(595e) A Multi-Domain Read-Across Framework to Predict Aerobic Biodegradation of Organic Chemicals

The implementation of international regulations for chemicals (e.g., REACH in the EU) requires the integrated use of a variety of testing and non-testing methods to establish the PBT profiles of new and existing chemicals. Similarity-based methods such as read-across [1,2] provide, among the variety of techniques that can be used to implement non-testing strategies, a sound and cost-effective framework to predict physicochemical properties and biological activity of chemicals. Read-across methods strongly rely on both the type of information and the similarity metric used to identify the set of reference chemicals (families) used to generate the estimate. Accordingly, given the extense variety of molecular descriptors and properties available (i.e., data domains), finding the best information to characterize chemical families for a specific endpoint is a challenging task of crucial importance.

The present work introduces a multi-domain read-across framework, based on the integration of various types of chemical information, which is applied to predict the aerobic biodegradation of organic chemicals. The data used to demonstrate this approach were extracted from the Japanese Ministry of International Trade and Industry biodegradation database [3]. Compounds with insufficient structural information or with inconsistent biodegradation measures were filtered to produce a quality-controlled database containing experimental biodegradation measures (BOD) for 1063 chemicals. The intrinsic topology preservation properties of the Self-Organizing Map (SOM) were used to identify chemical families within each data domain (e.g., constitutional descriptors, functional group counts, atom center fragments). The quality and reliability of each chemical family was quantified using consensus clustering implemented viamultiscale bootstrap methods [4]. Different approaches to compute read-across estimates (e.g., average, weighted average, value of the most similar chemical) for target  compounds (i.e., not used during SOM training) were assessed. The best results were obtained from the similarity-weighted average of the chemicals assigned to the same cluster as the target compound. Finally, consensus techniques [5] were used to combine, in an optimal way, the output of each individual SOM to yield a final and more accurate read-across estimate. Results obtained using the new multi-domain read-across method outperformed results obtained via conventional read-across based on a particular type of information.

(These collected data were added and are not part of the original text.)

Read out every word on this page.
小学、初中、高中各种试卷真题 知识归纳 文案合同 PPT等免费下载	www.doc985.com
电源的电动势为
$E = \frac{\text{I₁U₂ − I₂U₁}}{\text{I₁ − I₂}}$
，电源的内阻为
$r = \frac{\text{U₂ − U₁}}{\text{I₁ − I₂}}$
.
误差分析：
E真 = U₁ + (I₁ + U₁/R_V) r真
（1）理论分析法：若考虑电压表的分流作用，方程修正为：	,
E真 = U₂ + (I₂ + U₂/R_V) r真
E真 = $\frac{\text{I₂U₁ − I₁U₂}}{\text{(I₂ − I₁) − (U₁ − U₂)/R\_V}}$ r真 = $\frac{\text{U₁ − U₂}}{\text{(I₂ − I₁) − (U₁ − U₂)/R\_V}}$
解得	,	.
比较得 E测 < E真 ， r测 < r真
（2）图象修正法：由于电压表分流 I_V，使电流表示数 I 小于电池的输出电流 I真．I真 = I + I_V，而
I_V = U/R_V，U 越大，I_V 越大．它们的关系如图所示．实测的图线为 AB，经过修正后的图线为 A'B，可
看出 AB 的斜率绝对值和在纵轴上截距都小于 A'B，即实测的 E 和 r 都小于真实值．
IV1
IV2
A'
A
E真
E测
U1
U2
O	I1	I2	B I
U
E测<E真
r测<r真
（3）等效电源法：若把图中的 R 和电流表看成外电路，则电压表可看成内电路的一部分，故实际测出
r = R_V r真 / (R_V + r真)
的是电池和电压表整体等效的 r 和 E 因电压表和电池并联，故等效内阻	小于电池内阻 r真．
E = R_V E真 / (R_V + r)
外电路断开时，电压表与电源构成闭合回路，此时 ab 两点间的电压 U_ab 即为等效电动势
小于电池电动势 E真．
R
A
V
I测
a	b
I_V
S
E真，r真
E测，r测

This work demonstrated that multi-domain read-across provides a suitable framework which is able to identify complementary chemical families with similarity features that remain hidden when only data from a single domain are used. Ongoing research work aims to include mechanistic information to enhance the characterization of the chemical families with the inclusion of biological information for the biodegrading organisms (e.g., activity of genes involved in biodegradation pathways).

References

[1] Schuurmann G., Ralf-Uwe E., Ralph K. (2011) Quantitative read-across for predicting the acute fish toxicity of organic compounds. Environ. Sci. Technol.  45, 4616–4622.

[2] Enoch SJ, Cronin MT, Schultz TW, Madden JC, (2008) Quantitative and mechanistic read across for predicting the skin sensitization potential of alkenes acting via Michael addition. Chem Res Toxicol, 21(2):513-20.

[3] CITI - Biodegradation and Bioaccumulation data of existing chemicals based on the CSCL Japan (1992). Chemicals Inspection and Testing Institute, Japan, ISBN 4-98074-101-1.

[4] Rallo R., France B., Liu R., Nair S., George S., Damoiseaux R., Giralt F., Nel A., Bradley K., Cohen Y. (2011) Self-Organizing Map Analysis of Toxicity-Related Cell Signaling Pathways for Metal and Metal Oxide Nanoparticles. Environmental Science & Technology. 634-640.

[5] Fernández A; Lombardo A; Rallo R; Roncaglioni A; Giralt F; Benfenati E. (2012) Quantitative consensus of bioaccumulation models for integrated testing strategies. Environment International, (in press, doi: 10.1016/j.envint.2012.03.004).

 Acknowledgement. This research was financially supported by the Spanish Ministry of Economy and Competitivity (CTM2011-24303).